International Style
Introduction
The international style or internationalism[1] is an important architectural style that developed in the 1920s and 1930s and was closely related to modernism "Modernism (philosophical and cultural movement)"), rationalism "Rationalism (architecture)") and modern architecture. It was first defined by Museum of Modern Art curators Henry-Russell Hitchcock and Philip Johnson in 1932, based on architectural works from the 1920s. The terms rationalist architecture and modern movement are often used interchangeably with International Style,[1][2][3][4] although the former is mostly used in the English-speaking world to refer specifically to rationalism. Italian "Rationalism (architecture)"),[5] or even the International Style that developed throughout Europe.[6].

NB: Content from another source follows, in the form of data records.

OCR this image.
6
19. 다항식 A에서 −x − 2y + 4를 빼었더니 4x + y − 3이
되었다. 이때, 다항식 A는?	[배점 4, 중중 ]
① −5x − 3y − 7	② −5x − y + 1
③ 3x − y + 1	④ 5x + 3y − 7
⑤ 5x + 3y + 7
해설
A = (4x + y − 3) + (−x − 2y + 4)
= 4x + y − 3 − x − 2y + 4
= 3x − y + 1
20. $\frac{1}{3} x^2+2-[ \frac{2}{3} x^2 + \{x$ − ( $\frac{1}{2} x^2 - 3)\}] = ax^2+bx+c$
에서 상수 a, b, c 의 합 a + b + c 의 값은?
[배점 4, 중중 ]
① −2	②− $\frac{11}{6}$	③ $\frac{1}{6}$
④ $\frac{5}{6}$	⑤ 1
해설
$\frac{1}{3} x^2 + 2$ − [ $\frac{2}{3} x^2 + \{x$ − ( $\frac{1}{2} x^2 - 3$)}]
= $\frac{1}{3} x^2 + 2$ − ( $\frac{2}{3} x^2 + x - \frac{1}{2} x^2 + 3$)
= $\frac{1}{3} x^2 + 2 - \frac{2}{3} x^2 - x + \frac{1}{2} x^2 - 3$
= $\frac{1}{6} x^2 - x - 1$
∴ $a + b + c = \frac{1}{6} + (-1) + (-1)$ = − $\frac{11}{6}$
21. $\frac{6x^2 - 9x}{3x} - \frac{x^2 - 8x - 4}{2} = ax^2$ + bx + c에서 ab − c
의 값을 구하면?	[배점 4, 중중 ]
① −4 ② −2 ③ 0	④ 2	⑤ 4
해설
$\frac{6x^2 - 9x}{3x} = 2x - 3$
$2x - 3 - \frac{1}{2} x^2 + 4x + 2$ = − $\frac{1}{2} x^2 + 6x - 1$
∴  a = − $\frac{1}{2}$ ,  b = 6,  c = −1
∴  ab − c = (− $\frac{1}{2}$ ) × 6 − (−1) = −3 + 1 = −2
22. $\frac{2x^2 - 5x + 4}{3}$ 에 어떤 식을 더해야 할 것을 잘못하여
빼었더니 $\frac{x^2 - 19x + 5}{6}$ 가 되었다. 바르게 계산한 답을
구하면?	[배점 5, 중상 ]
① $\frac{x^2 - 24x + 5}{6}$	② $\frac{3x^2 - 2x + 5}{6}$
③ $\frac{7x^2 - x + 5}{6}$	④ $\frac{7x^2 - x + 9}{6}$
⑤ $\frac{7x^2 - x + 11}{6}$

The Getty Research Institute defines it as "the style of architecture that emerged in the Netherlands, France, and Germany after World War I and spread throughout the world, becoming the dominant architectural style until the 1970s. The style is characterized by an emphasis on volume over mass, the use of mass-produced light industrial materials, the rejection of all ornament and color, repetitive modular forms, and the use of flat surfaces, typically alternating with areas of glass».[7].
Background
At the beginning of the century, several architects around the world began to develop new architectural solutions to integrate traditional precedents with new social demands and technological possibilities. The work of Victor Horta and Henry van de Velde in Brussels, Antoni Gaudí in Barcelona, Otto Wagner in Vienna and Charles Rennie Mackintosh in Glasgow, among many others, can be seen as a common struggle between the old and the new. These architects were not considered part of the International Style because they practiced in an "individualistic" manner and were seen as the last representatives of Romanticism.
The International Style dates back to buildings designed by a small group of modernists, whose leading figures include Ludwig Mies van der Rohe, Jacobus Oud, Le Corbusier, Richard Neutra and Philip Johnson.[8].
The founder of the Bauhaus school, Walter Gropius, along with noted Bauhaus instructor Ludwig Mies van der Rohe, became known for steel structures employing glass curtain walls. One of the first modern buildings in the world where this can be seen is a shoe factory designed by Gropius in 1911 in Alfeld, Germany, called the Fagus Works building. The first building, constructed entirely according to Bauhaus design principles, was the concrete and steel Haus am Horn, built in 1923 in Weimar, Germany, designed by Georg Muche.[9] Gropius designed the Bauhaus school building in Dessau, built between 1925 and 1926, and the Harvard Graduate Center (Cambridge, Massachusetts; 1949-50), also known as the Complex Gropius exhibits clean lines[10] and a "concern for ordered interior spaces."[8].